Rasulullah SAW bersabda sebagai berikut:
“Sesungguhnya orang yang
paling berat siksaannya nanti di hari kiamat, yaitu orang-orang yang menggambar
gambar-gambar ini.” Dalam satu riwayat dikatakan: “Orang-orang yang menandingi ciptaan Allah.” (Riwayat Bukhari dan Muslim)
Dari
hadist tersebut, Rasulullah SAW secara tidak langsung memperingatkan bahwa
menggambar (makhluk hidup) akan mendapat balasan dari Allah, yang berarti siapa
yang melakukannya akan mendapatkan dosa.
Di
sisi lain, Al-Quran memperkenalkan agama yang lurus sebagai agama yang sesuai
dengan fitrah manusia.
فَأَقِمْ وَجْهَكَ لِلدِّينِ حَنِيفًا فِطْرَةَ اللَّهِ الَّتِي
فَطَرَ النَّاسَ عَلَيْهَا لَا تَبْدِيلَ لِخَلْقِ اللَّهِ ذَلِكَ الدِّينُ
الْقَيِّمُ وَلَكِنَّ أَكْثَرَ النَّاسِ لَا يَعْلَمُونَ
“Maka, tetapkanlah wajahmu
dengan lurus kepada agama (Allah); (tetaplah atas) fitrah Allah yang telah menciptakan
manusia menurut fitrah itu. Tidak ada perubahan pada fitrah Allah. Itulah agama
yang lurus, tetapi kebanyakan manusia tidak mengetahui.” (QS Al-Rum[30]: 30)
Jika
benar demikian, maka semua hal yang berhubungan dengan gambar makhluk hidup,
seperti buku pelajaran hewan, foto keluarga, koran, majalah, sampai televisi
diharamkan oleh Islam. Begitupun juga monumen nasional yang menampilkan patung
sosok pahlawan negara adalah haram. Jika benar demikian, alangkah sempitnya
Islam memandang seni yang hakekatnya merupakan fitrah manusia.
Seperti
yang telah dijelaskan sebelumnya bahwa telah menjadi fitrah manusia untuk
berkesenian. Allah menganugrahkan manusia potensi untuk menikmati dan
mengekspresikan keindahan melalui karya seni. Jadi, merupakan hal yang mustahil
bila Allah melarang apa yang telah dianugrahkannya kepada manusia.
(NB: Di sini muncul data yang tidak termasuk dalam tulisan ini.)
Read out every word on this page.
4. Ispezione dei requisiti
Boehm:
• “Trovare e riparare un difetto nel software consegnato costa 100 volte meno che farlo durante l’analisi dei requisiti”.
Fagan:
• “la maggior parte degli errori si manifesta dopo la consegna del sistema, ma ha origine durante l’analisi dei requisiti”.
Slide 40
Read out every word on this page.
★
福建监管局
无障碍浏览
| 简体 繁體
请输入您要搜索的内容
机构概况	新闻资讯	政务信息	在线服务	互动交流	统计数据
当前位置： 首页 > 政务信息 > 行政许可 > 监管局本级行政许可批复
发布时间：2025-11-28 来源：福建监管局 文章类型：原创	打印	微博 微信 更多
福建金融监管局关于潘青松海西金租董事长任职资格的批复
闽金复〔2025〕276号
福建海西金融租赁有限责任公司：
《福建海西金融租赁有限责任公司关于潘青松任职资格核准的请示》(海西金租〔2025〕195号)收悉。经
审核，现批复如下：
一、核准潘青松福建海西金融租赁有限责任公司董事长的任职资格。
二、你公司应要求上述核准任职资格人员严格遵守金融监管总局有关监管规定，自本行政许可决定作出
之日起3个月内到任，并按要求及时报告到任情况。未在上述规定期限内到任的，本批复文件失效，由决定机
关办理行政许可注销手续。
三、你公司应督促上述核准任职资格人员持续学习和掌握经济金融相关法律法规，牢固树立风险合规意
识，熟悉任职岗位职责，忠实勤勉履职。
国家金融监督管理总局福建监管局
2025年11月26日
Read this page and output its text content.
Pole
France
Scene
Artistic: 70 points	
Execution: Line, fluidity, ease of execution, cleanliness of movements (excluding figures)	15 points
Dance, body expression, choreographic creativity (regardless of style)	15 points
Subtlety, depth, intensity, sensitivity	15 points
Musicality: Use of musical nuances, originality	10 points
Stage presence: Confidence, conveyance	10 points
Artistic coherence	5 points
Lalu bagaimana dengan sabda
Rasulullah yang menentang menggambarkan makhluk hidup berikut?
“Barangsiapa membuat gambar
nanti di hari kiamat dia akan dipaksa untuk meniupkan roh padanya; padahal dia
selamanya tidak akan bisa meniupkan roh itu.” (Riwayat
Bukhari)
Islam
adalah agama yang menjaga kemurnian tauhid, sehingga berusaha menghindari
usaha-usaha yang memungkinkan terjadinya syirik (mempersekutukan Allah dengan
yang lain). Gambar merupakan salah satu media ke arah kesyirikan tersebut.
Pada
zaman umat-umat terdahulu, terdapat tradisi membuat gambar-gambar atau patung
orang-orang saleh dikalangan mereka yang meninggal dunia. Hal itu secara
perlahan berubah makna, sehingga gambar dan patung tersebut dikuduskan dan
kemudian dipertuhankan selain Allah, ditakuti, diharapkan, serta disembah
sebagai berhala. Oleh sebab itu, Rasulullah mengancam bahwa membuat gambar atau
patung (dengan tujuan kesyirikan) akan mendapat dosa yang sangat besar.
Dalam
surat Al-Anbiya (21): 51-58 diuraikan tentang patung-patung yang disembah oleh
ayah Nabi Ibrahim dan kaumnya. Maka dalam hal ini Al-Qur’an sangat
menentangnya.
فَجَعَلَهُمْ جُذَاذًا إِلَّا كَبِيرًا لَهُمْ لَعَلَّهُمْ إِلَيْهِ
يَرْجِعُونَ
“Maka Ibrahim menjadikan
berhala-berhala itu hancur berpotong-potong, kecuali yang terbesar (induk)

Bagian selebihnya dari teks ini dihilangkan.